Capture des renoncements et détournements

     Au quotidien, si l’on prend le temps d’observer son chien, on pourra remarquer que le comportement « se détourner de quelque chose » se produit très souvent. Toutou peut regarder une personne marcher au loin, un objet inconnu, un animal étranger, puis décider que l’observation est terminée et se détourner. Il peut aussi renifler une trace puis relever la tête vers autre chose. Il peut se demander s’il va descendre dans ce fossé, puis renoncer. Il peut décider de ramasser une branche, puis de la reposer. A chaque fois que notre chien semble concentré sur quelque chose puis change d’idée, nous pouvons en profiter pour le féliciter et le récompenser.

     Attention, on ne parle ici que de détournements volontaires, pas créés par l’humain qui rappellerait. Cela implique de regarder son poilu en balade, de guetter les moments où il se focalise sur un élément, d’éventuellement préparer sans faire de bruit une récompense dans sa main, puis d’attendre l’instant où il passe à autre chose pour placer son marqueur (ou un autre type de félicitation).

     En guise d'illustration, voilà comment les choses fonctionnaient avec Sangha jusqu’à ses six mois, environ :

  • Pour un détournement facile (odeur, observation très à distance), je me contentais d’un « bravo petit chien », « super bébé loup » et Croco venait chercher une croquette s’il en voulait.

  • Quand l’observation était plus intense (longue et insistante), j’utilisais plus facilement le YES, mon marqueur, au moment du détournement et donnais plus de croquettes ou une meilleure friandise quand il arrivait.

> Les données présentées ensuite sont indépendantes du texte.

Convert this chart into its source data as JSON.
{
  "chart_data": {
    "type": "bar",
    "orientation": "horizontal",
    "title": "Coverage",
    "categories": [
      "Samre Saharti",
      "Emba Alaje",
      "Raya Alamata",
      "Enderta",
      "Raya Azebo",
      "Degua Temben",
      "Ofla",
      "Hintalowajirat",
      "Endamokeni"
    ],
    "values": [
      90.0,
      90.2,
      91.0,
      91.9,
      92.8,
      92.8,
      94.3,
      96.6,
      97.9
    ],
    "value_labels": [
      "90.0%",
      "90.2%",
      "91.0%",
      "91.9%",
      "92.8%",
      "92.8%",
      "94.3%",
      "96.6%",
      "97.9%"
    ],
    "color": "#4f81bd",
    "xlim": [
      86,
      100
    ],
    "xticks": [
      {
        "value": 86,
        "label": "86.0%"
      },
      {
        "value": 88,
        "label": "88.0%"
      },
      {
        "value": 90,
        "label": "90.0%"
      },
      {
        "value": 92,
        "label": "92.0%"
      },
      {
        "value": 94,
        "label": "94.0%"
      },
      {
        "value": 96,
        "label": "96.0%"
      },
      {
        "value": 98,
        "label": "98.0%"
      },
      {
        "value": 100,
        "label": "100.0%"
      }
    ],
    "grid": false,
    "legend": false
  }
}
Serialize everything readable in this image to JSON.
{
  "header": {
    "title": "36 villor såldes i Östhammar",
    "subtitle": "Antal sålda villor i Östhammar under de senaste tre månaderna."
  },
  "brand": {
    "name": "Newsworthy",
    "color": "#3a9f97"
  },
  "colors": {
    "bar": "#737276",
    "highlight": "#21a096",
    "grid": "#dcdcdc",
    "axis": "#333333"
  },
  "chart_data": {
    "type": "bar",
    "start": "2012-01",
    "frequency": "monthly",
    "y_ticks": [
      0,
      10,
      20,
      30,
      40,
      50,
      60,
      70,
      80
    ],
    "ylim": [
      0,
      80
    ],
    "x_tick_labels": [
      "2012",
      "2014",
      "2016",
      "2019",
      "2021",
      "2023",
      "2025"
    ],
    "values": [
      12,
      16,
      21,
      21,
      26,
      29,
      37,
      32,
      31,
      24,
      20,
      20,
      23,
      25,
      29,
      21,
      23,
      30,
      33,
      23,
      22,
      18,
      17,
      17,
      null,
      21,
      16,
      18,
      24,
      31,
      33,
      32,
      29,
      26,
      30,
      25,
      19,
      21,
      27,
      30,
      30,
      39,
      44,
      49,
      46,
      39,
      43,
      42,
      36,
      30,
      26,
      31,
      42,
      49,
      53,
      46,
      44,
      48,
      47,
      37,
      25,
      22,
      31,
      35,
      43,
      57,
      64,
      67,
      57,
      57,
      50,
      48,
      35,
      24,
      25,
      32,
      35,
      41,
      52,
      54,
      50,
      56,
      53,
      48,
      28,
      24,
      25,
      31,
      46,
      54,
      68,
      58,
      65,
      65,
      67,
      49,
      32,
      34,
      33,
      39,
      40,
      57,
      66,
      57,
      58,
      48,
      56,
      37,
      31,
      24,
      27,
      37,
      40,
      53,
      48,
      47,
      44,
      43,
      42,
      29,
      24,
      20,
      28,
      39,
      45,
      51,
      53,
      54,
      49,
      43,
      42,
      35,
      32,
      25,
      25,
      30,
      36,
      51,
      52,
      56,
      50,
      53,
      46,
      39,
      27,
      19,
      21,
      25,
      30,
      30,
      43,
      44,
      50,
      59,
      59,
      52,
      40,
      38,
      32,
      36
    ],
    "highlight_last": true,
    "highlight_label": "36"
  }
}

  • Si la situation était anxiogène pour lui (gros animal très près, chien qui aboie), je n’hésitais pas à féliciter son calme, sans attendre qu’il se détourne. Généralement, ma félicitation le faisait se recentrer sur moi et je lui lançais sa balle, véritable objet de soutien émotionnel pour lui. Non seulement la balle récompensait son détournement, mais elle l’aidait aussi à passer la difficulté.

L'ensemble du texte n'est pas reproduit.